Chapter 12
"AAAAAAAAAAHHHHHHHH!"
Bowie bunu da göreceğini hiç düşünmemişti. Raj ve Scary Girl sevişiyorlardı...
İkisi durumu fark ettiğinde her şey çok geçti...
"Bowie..."
"Sakın bir daha benimle konuşma Raj! Sen ve ben BİTTİK! ANLADIN MI?!"
Bowie öfkeyle eski erkek arkadaşına bağırdı.
Sonrasında Scary Girl'e baktı.
"Ve sana gelince boklu kız, umarım ikiniz sevişirken Raj senin üzerine sıçar da kokusu bir daha çıkmaz! Sizi orospular!"
Bowie boynundaki kolyeyi koparıp yere attı. Sonrasındaysa evin yedek anahtarını yere attı ve en sonundaysa hediye olarak aldığı eşyaları alarak kapıyı sert bir şekilde kapadı.
Bowie o evden çıktıktan sonra ağlayarak yürümeye başladı. Artık her şey bitmişti. O Lynda cadısı onların ilişkisini mahvetmişti. O Lynda cadısına dava açacağından emin oldu ama bunu şuan da aşırı duygusal zamanda yapamazdı.
Bowie telefonunu açtı ve yabancı bir numarayı aradı.
"Hey Staci, kuzenin Dawn müsait mi acaba?" Bowie kıza sordu.
"Tabi! Ona hemen sorayım."
Bowie acı içinde hınkırdı ve göz yaşını sildi.
"Sen... ağlıyor musun?" Staci sordu.
"Ben... Dawn nerede? Senin evinde mi?" Bowie sordu.
"Evet, benim evimde. Fizik ödevime yardım ediyor." Staci cevapladı.
"Ben şey... sorun olmazsa evinize gelebilir miyim acaba? Konuşmak için?" Bowie kıza sordu.
"Tabi, sana evimin konumunu atarım. Ayrıca sen gelene kadar sıcak meşe kabuğundan yapılan "Meşhailye" çayını yapabilirim."
"O çay ne işe yarıyor." Bowie sordu.
"Gelince öğrenirsin ama söyleyebileceğim tek şey seni sakinleştirip sinirlerini yatıştıracaktır." Staci açıkladı.
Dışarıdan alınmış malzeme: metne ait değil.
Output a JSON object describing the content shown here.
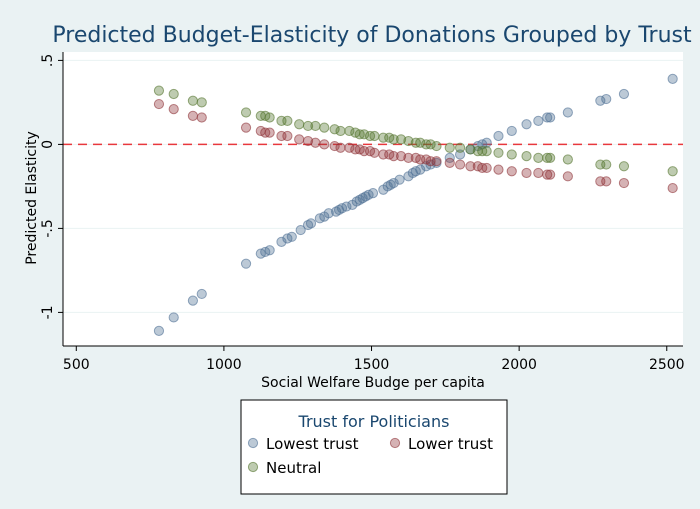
{
  "chart_data": {
    "type": "scatter",
    "title": "Predicted Budget-Elasticity of Donations Grouped by Trust",
    "xlabel": "Social Welfare Budge per capita",
    "ylabel": "Predicted Elasticity",
    "xlim": [
      455,
      2555
    ],
    "ylim": [
      -1.2,
      0.55
    ],
    "x_ticks": [
      500,
      1000,
      1500,
      2000,
      2500
    ],
    "x_tick_labels": [
      "500",
      "1000",
      "1500",
      "2000",
      "2500"
    ],
    "y_ticks": [
      -1,
      -0.5,
      0,
      0.5
    ],
    "y_tick_labels": [
      "-1",
      "-.5",
      "0",
      ".5"
    ],
    "grid": true,
    "reference_line": {
      "y": 0,
      "color": "#e8383d",
      "style": "dashed"
    },
    "legend": {
      "title": "Trust for Politicians",
      "placement": "bottom",
      "entries": [
        "Lowest trust",
        "Lower trust",
        "Neutral"
      ]
    },
    "series": [
      {
        "name": "Lowest trust",
        "color": "#4f7094",
        "x": [
          780,
          830,
          895,
          925,
          1075,
          1125,
          1140,
          1155,
          1195,
          1215,
          1230,
          1260,
          1285,
          1295,
          1325,
          1340,
          1355,
          1380,
          1390,
          1400,
          1415,
          1435,
          1450,
          1460,
          1470,
          1480,
          1490,
          1505,
          1540,
          1555,
          1565,
          1575,
          1595,
          1625,
          1640,
          1650,
          1665,
          1685,
          1700,
          1720,
          1765,
          1800,
          1835,
          1860,
          1875,
          1890,
          1930,
          1975,
          2025,
          2065,
          2095,
          2105,
          2165,
          2275,
          2295,
          2355,
          2520
        ],
        "y": [
          -1.11,
          -1.03,
          -0.93,
          -0.89,
          -0.71,
          -0.65,
          -0.64,
          -0.63,
          -0.58,
          -0.56,
          -0.55,
          -0.51,
          -0.48,
          -0.47,
          -0.44,
          -0.43,
          -0.41,
          -0.4,
          -0.39,
          -0.38,
          -0.37,
          -0.36,
          -0.34,
          -0.33,
          -0.32,
          -0.31,
          -0.3,
          -0.29,
          -0.27,
          -0.25,
          -0.24,
          -0.23,
          -0.21,
          -0.19,
          -0.17,
          -0.16,
          -0.15,
          -0.13,
          -0.12,
          -0.11,
          -0.08,
          -0.06,
          -0.03,
          -0.01,
          0.0,
          0.01,
          0.05,
          0.08,
          0.12,
          0.14,
          0.16,
          0.16,
          0.19,
          0.26,
          0.27,
          0.3,
          0.39
        ]
      },
      {
        "name": "Lower trust",
        "color": "#90353b",
        "x": [
          780,
          830,
          895,
          925,
          1075,
          1125,
          1140,
          1155,
          1195,
          1215,
          1255,
          1285,
          1310,
          1340,
          1375,
          1395,
          1425,
          1445,
          1460,
          1475,
          1495,
          1510,
          1540,
          1560,
          1575,
          1600,
          1625,
          1650,
          1665,
          1685,
          1700,
          1720,
          1765,
          1800,
          1835,
          1860,
          1875,
          1890,
          1930,
          1975,
          2025,
          2065,
          2095,
          2105,
          2165,
          2275,
          2295,
          2355,
          2520
        ],
        "y": [
          0.24,
          0.21,
          0.17,
          0.16,
          0.1,
          0.08,
          0.07,
          0.07,
          0.05,
          0.05,
          0.03,
          0.02,
          0.01,
          0.0,
          -0.01,
          -0.02,
          -0.02,
          -0.03,
          -0.03,
          -0.04,
          -0.04,
          -0.05,
          -0.06,
          -0.06,
          -0.07,
          -0.07,
          -0.08,
          -0.08,
          -0.09,
          -0.09,
          -0.1,
          -0.1,
          -0.11,
          -0.12,
          -0.13,
          -0.13,
          -0.14,
          -0.14,
          -0.15,
          -0.16,
          -0.17,
          -0.17,
          -0.18,
          -0.18,
          -0.19,
          -0.22,
          -0.22,
          -0.23,
          -0.26
        ]
      },
      {
        "name": "Neutral",
        "color": "#55752f",
        "x": [
          780,
          830,
          895,
          925,
          1075,
          1125,
          1140,
          1155,
          1195,
          1215,
          1255,
          1285,
          1310,
          1340,
          1375,
          1395,
          1425,
          1445,
          1460,
          1475,
          1495,
          1510,
          1540,
          1560,
          1575,
          1600,
          1625,
          1650,
          1665,
          1685,
          1700,
          1720,
          1765,
          1800,
          1835,
          1860,
          1875,
          1890,
          1930,
          1975,
          2025,
          2065,
          2095,
          2105,
          2165,
          2275,
          2295,
          2355,
          2520
        ],
        "y": [
          0.32,
          0.3,
          0.26,
          0.25,
          0.19,
          0.17,
          0.17,
          0.16,
          0.14,
          0.14,
          0.12,
          0.11,
          0.11,
          0.1,
          0.09,
          0.08,
          0.08,
          0.07,
          0.06,
          0.06,
          0.05,
          0.05,
          0.04,
          0.04,
          0.03,
          0.03,
          0.02,
          0.01,
          0.01,
          0.0,
          0.0,
          -0.01,
          -0.02,
          -0.02,
          -0.03,
          -0.04,
          -0.04,
          -0.04,
          -0.05,
          -0.06,
          -0.07,
          -0.08,
          -0.08,
          -0.08,
          -0.09,
          -0.12,
          -0.12,
          -0.13,
          -0.16
        ]
      }
    ]
  }
}
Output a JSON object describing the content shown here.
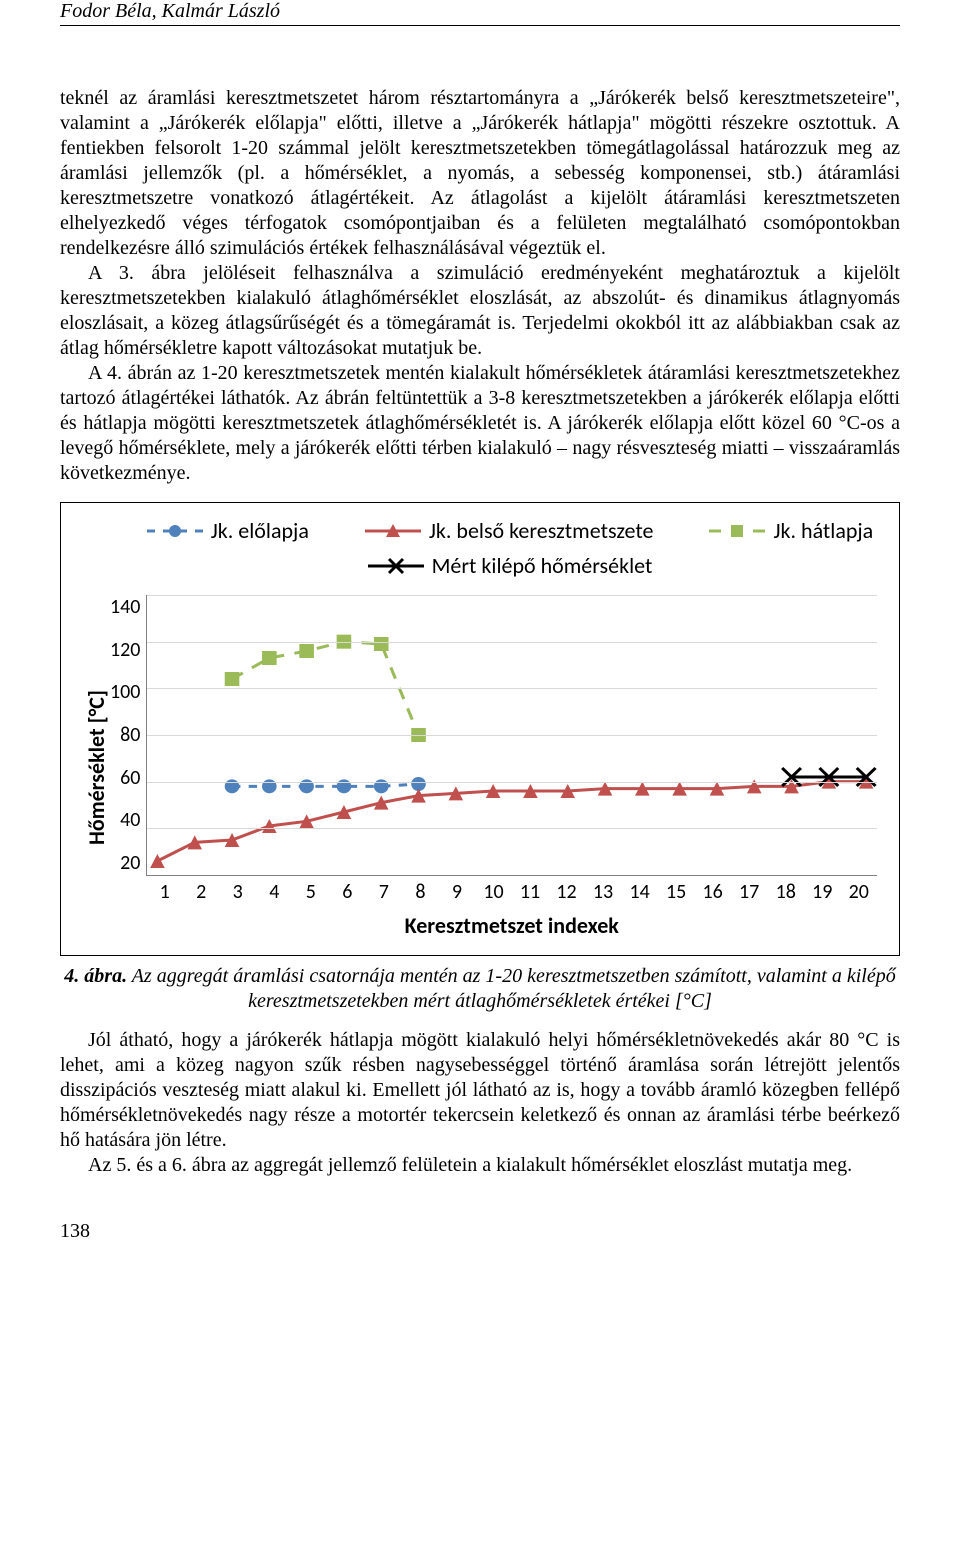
{
  "header": "Fodor Béla, Kalmár László",
  "para1": "teknél az áramlási keresztmetszetet három résztartományra a „Járókerék belső keresztmetszeteire\", valamint a „Járókerék előlapja\" előtti, illetve a „Járókerék hátlapja\" mögötti részekre osztottuk. A fentiekben felsorolt 1-20 számmal jelölt keresztmetszetekben tömegátlagolással határozzuk meg az áramlási jellemzők (pl. a hőmérséklet, a nyomás, a sebesség komponensei, stb.) átáramlási keresztmetszetre vonatkozó átlagértékeit. Az átlagolást a kijelölt átáramlási keresztmetszeten elhelyezkedő véges térfogatok csomópontjaiban és a felületen megtalálható csomópontokban rendelkezésre álló szimulációs értékek felhasználásával végeztük el.",
  "para2": "A 3. ábra jelöléseit felhasználva a szimuláció eredményeként meghatároztuk a kijelölt keresztmetszetekben kialakuló átlaghőmérséklet eloszlását, az abszolút- és dinamikus átlagnyomás eloszlásait, a közeg átlagsűrűségét és a tömegáramát is. Terjedelmi okokból itt az alábbiakban csak az átlag hőmérsékletre kapott változásokat mutatjuk be.",
  "para3": "A 4. ábrán az 1-20 keresztmetszetek mentén kialakult hőmérsékletek átáramlási keresztmetszetekhez tartozó átlagértékei láthatók. Az ábrán feltüntettük a 3-8 keresztmetszetekben a járókerék előlapja előtti és hátlapja mögötti keresztmetszetek átlaghőmérsékletét is. A járókerék előlapja előtt közel 60 °C-os a levegő hőmérséklete, mely a járókerék előtti térben kialakuló – nagy résveszteség miatti – visszaáramlás következménye.",
  "caption_bold": "4. ábra.",
  "caption_rest": " Az aggregát áramlási csatornája mentén az 1-20 keresztmetszetben számított, valamint a kilépő keresztmetszetekben mért átlaghőmérsékletek értékei [°C]",
  "para4": "Jól átható, hogy a járókerék hátlapja mögött kialakuló helyi hőmérsékletnövekedés akár 80 °C is lehet, ami a közeg nagyon szűk résben nagysebességgel történő áramlása során létrejött jelentős disszipációs veszteség miatt alakul ki. Emellett jól látható az is, hogy a tovább áramló közegben fellépő hőmérsékletnövekedés nagy része a motortér tekercsein keletkező és onnan az áramlási térbe beérkező hő hatására jön létre.",
  "para5": "Az 5. és a 6. ábra az aggregát jellemző felületein a kialakult hőmérséklet eloszlást mutatja meg.",
  "page_num": "138",
  "chart": {
    "type": "line",
    "legend": {
      "s1": "Jk. előlapja",
      "s2": "Jk. belső keresztmetszete",
      "s3": "Jk. hátlapja",
      "s4": "Mért kilépő hőmérséklet"
    },
    "y_label": "Hőmérséklet [°C]",
    "x_label": "Keresztmetszet indexek",
    "y_ticks": [
      20,
      40,
      60,
      80,
      100,
      120,
      140
    ],
    "x_ticks": [
      1,
      2,
      3,
      4,
      5,
      6,
      7,
      8,
      9,
      10,
      11,
      12,
      13,
      14,
      15,
      16,
      17,
      18,
      19,
      20
    ],
    "ylim": [
      20,
      140
    ],
    "xlim": [
      1,
      20
    ],
    "colors": {
      "s1": "#4f81bd",
      "s2": "#c0504d",
      "s3": "#9bbb59",
      "s4": "#000000",
      "grid": "#d9d9d9",
      "axis": "#808080"
    },
    "line_width": 3,
    "marker_size": 7,
    "series": {
      "s1": {
        "x": [
          3,
          4,
          5,
          6,
          7,
          8
        ],
        "y": [
          58,
          58,
          58,
          58,
          58,
          59
        ],
        "marker": "circle",
        "dash": "8 8"
      },
      "s2": {
        "x": [
          1,
          2,
          3,
          4,
          5,
          6,
          7,
          8,
          9,
          10,
          11,
          12,
          13,
          14,
          15,
          16,
          17,
          18,
          19,
          20
        ],
        "y": [
          26,
          34,
          35,
          41,
          43,
          47,
          51,
          54,
          55,
          56,
          56,
          56,
          57,
          57,
          57,
          57,
          58,
          58,
          60,
          60
        ],
        "marker": "triangle",
        "dash": "none"
      },
      "s3": {
        "x": [
          3,
          4,
          5,
          6,
          7,
          8
        ],
        "y": [
          104,
          113,
          116,
          120,
          119,
          80
        ],
        "marker": "square",
        "dash": "12 10"
      },
      "s4": {
        "x": [
          18,
          19,
          20
        ],
        "y": [
          62,
          62,
          62
        ],
        "marker": "x",
        "dash": "none"
      }
    }
  }
}
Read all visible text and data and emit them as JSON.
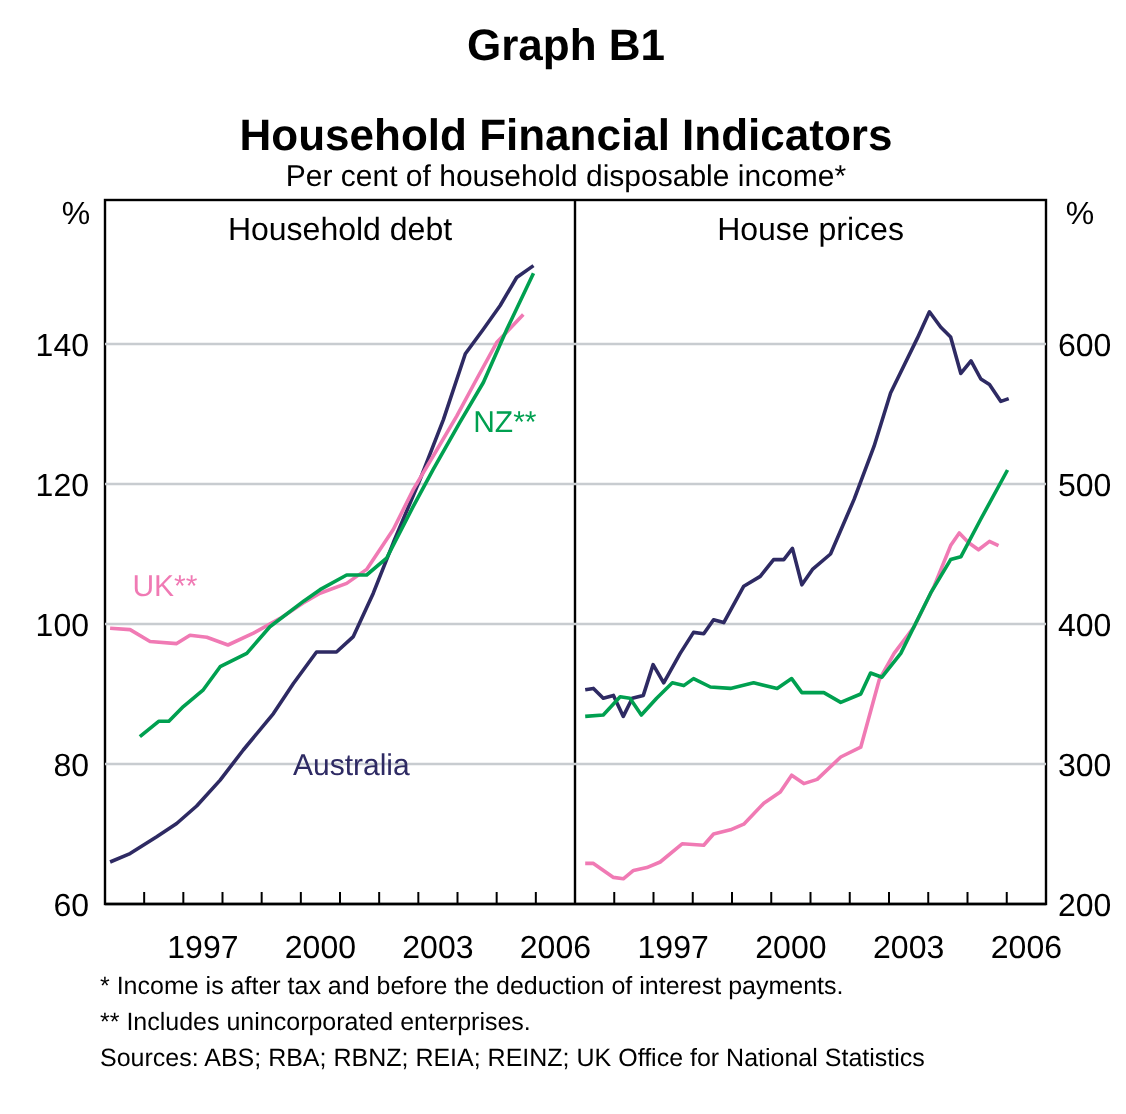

"Tamam o zaman. Sonra görüşürüz?"
"Sonra görüşürüz Bowie, hoşçakal."
Staci telefonu kapattı.
Bowie iç çekti ve Staci'nin attığı konuma doğru yürümeye başladı.
Bugün daha ne kadar kötü gidebilirdi ki?
Diğer taraftaysa Heather, diğer kızlarla yemek yiyordu.
Heather genelde fast food insanı değildi ama bugünkü zaferi adına kızlarla birlikte birkaç hamburger gömmüşlerdi.
Heather buz gibi kolasını içerken Dakota'nın kendisini 30'a yakın aradığını fark etti.
Heather bir bahane bulup oradan kaçmayı düşündü.
"Kızlar, ben bir tuvalete uğrıcam, makyajımı tazelicem. Ayrıca kolamı bitireni gebertirim."
Heather kızların yanından ayrıldı.
Amanda Heather'a gizli bir gıcıklığı olduğundan dolayı Heather'ın kolasından içmeye başladı. Diğer kızlar ise bunu aralarında sır olarak sakladılar.
Heather diğerlerinin olmadığından emin olarak telefonunu açtı ve Dakota'yı aradı.
Sonrasında telefon açıldı.
"Heather, neredesin?! Seni kaç defadır arıyorum ama sana hiç ulaşamadım!"
Dakota'nın sesi öfkeli geliyordu ama öfkenin yanı sıra büyük bir üzüntü vardı.
"Aşkmm uyumuşum biraz. Sonrasında biraz gezmeye çıktım. Telefonumu sessize almış olmalıyım. Yoksa tabiki de senin telefonlarını açmamazlık yapmam." Heather en yakın arkadaşına söyledi.
"Buraya gelebilme ihtimalin var mı?" Dakota sordu.
"Niçin ve nereye?" Heather sordu. Nedenini az çok bilse de bunu en yakın arkadaşından da duymak istiyordu.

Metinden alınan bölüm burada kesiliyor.